By Rosemary Iwunze
There are indications that Nigeria’s micro pension scheme, MPS, is underperforming significantly with the target enrollments completely off plan.
The scheme, one of the most strategic financial inclusion measures of the federal government packaged and implemented by the National Pension Commission, PenCom, had envisaged to enroll about nine million registrants by end of this year, but going by mid-year figures of 99,192 the performance is around 1.1 percent.
The MPS is designed to bring the self employed members of the public into the pension system with a view to safeguarding them from retirement age poverty.
Available record at the Pencom indicates that growth rate had averaged 19.5 percent since inception in 2019 with 2023 quarterly growth at less than 5.4 percent.
Though registration had recorded impressive start with its first full year figures at 62,464 in 2020, the growth rate was less impressive in 2021 with just additional 11,227 and another small addition of 15,636 in 2022.
In 2023 the performance became drastically abysmal sustaining the massive decline which started in the second half of 2022.
The first quarter 2023 registrations recorded 4.4 percent growth to 93,225 from 89,327 recorded in the preceding quarter (Q4’22) while second quarter 2023 (Q2’23) recorded just 6.4 percent growth to 99,192 registrants.
In Q4’22, MPS registrations rose by 5.6 per cent to 89,327 from 84,612 registration recorded in Q3’22.
Section 2(3) of the Pension Reform Act, 2014 extended the coverage of the Contributory Pension Scheme (CPS) to self-employed persons through micro pension scheme (MPS).
The MPS is a pension plan for self-employed people, especially, those with irregular income, usually in the informal sector and are largely financially uninformed with limited or no access to financial services, especially, pension plan.
The scheme is an arrangement under the Contributory Pension Scheme, CPS, that allows the self-employed and persons working in organisations with less than three employees to make financial contributions towards the provision of pension at their retirement or incapacitation.
The informal sector includes casual day labourers, domestic workers, industrial outworkers, undeclared workers, and part-time or temporary workers without secure contracts, worker benefits or social protection.
According to the Director-General, PenCom, Mrs. Aisha Dahir-Umar, “the implementation of the micro pension plan will improve the standard of living of the informal sector participants at retirement and reduce dependence on extended family for support at retirement”.
She noted that the self-employed people and workers in the informal sector could reap financial and economic protection by participating in the plan, as the initiative will provide income at old age and inculcate a savings culture through highly protected and regulated investment.
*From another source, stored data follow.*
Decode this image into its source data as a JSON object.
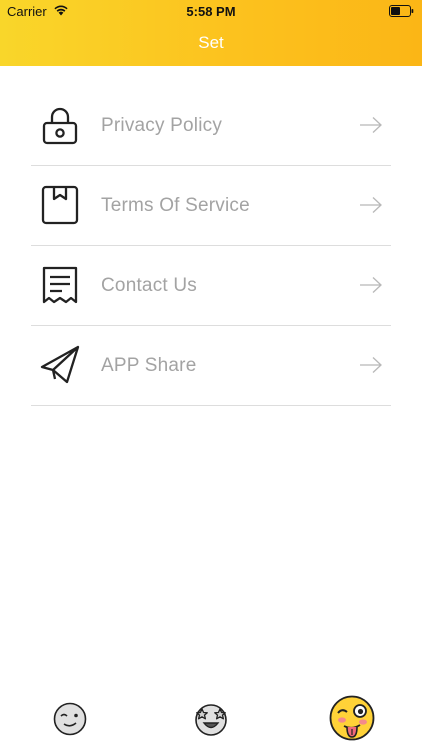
{
  "status_bar": {
    "carrier": "Carrier",
    "time": "5:58 PM"
  },
  "nav": {
    "title": "Set"
  },
  "menu": {
    "items": [
      {
        "label": "Privacy Policy",
        "icon": "lock-icon"
      },
      {
        "label": "Terms Of Service",
        "icon": "bookmark-box-icon"
      },
      {
        "label": "Contact Us",
        "icon": "receipt-icon"
      },
      {
        "label": "APP Share",
        "icon": "paper-plane-icon"
      }
    ]
  },
  "tab_bar": {
    "tabs": [
      {
        "icon": "winking-face-icon",
        "selected": false
      },
      {
        "icon": "star-struck-face-icon",
        "selected": false
      },
      {
        "icon": "tongue-wink-face-icon",
        "selected": true
      }
    ]
  },
  "colors": {
    "accent": "#fcc21e",
    "label": "#a3a3a3",
    "divider": "#dddddd"
  }
}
The micro pension initiative is made flexible for people to easily join, while the method of contribution is decided by the contributors, who are to choose whether to contribute daily, weekly, monthly, quarterly, and so on.
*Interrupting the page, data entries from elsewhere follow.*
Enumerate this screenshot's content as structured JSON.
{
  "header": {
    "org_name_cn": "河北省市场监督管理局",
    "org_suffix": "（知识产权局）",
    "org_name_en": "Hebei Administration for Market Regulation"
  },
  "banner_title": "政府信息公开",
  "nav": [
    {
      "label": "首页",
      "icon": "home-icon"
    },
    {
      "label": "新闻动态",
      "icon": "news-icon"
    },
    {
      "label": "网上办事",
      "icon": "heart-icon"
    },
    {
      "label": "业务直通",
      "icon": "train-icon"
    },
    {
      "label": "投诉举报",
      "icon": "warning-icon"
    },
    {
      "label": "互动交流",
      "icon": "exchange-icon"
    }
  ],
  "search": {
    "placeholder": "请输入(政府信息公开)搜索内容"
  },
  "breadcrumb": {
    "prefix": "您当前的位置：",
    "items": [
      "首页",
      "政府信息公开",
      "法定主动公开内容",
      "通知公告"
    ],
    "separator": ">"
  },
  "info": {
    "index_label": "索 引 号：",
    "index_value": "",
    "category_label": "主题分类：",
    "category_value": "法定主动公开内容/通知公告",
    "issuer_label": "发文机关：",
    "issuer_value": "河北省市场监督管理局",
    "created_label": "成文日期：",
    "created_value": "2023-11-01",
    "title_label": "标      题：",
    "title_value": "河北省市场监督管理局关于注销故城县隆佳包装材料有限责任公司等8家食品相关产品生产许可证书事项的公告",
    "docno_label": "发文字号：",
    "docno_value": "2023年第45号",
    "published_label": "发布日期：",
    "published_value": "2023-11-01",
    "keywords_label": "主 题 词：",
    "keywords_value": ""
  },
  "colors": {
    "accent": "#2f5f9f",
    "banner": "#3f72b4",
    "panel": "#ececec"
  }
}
With the scheme recording poor registration, stakeholders are of the opinion that more still needs to be done to realize the laudable objectives.
They also believe the initial target of nine million set by PenComm was moderate considering the estimated 75 million Nigerians in the self or informal employment.
The situation is now worsened by the actual enrollment figures at less than two percent of the moderate target.
It is against this backdrop that some stakeholders have challenged pension fund operators to be more creative in the product designs.
They argue that pension operators should introduce products which hold multiple benefits to serve as an anchor in attracting more into embracing the scheme.
Experts have cautioned that the era of one size fits all in consumer engagement for such informal sector workers is gone.
They maintained that pension operators must be more ingenious in their product designs especially with the current economic hardship which has forced most consumers to be more discerning seeking for more value for every spending or investment.
Managing Director of Achor Actuarial Services, Mr. Pius Apere, said that recruitment of more Nigerians especially those in the informal sector into the pension basket represents a sure way of including more Nigerians into the financial systems in view of the multiplier effects of the micro pension scheme.
Apere said: “An average Nigerian must have one form of pension scheme or the order; formal or informal and the micro pension plan can help us to include more Nigerians in the financial safety net. Micro pension can be made a big deal in Nigeria”.
Also speaking, Managing Director of Boff Insurance Brokers, Mr. Olumide Fatogun, stated that pension fund operators must be more creative in the area of product designs as to introduce products which holds multiple benefits to serve as an anchor in attracting more into embracing the scheme.
He stated: “The era of one size fits all in consumer engagement is gone, thus operators should be more ingenious in their product designs.
“We have to sufficiently target specific segments of the society with varying needs meaning that operators must remain innovative and creative with service and products.
We need to rethink our old ways”.
Meanwhile, Mr. Dauda Ahmed of the Micro Pension Department of PenCom, said that efforts are been made to institutionalize some incentives that will help in attracting more of the informal sector to embrace the micro pension project which sole aim is to ensure that those in the informal sector have pension arrangements to cater for their old age as opposed to the current situation where the elderly do not have any form of retirement scheme except for those who retire from the formal sector.
To encourage new entrants he said that operators must device means of overcoming the issues of low level of awareness, poor remittances and the absence of innovation in product and service designs.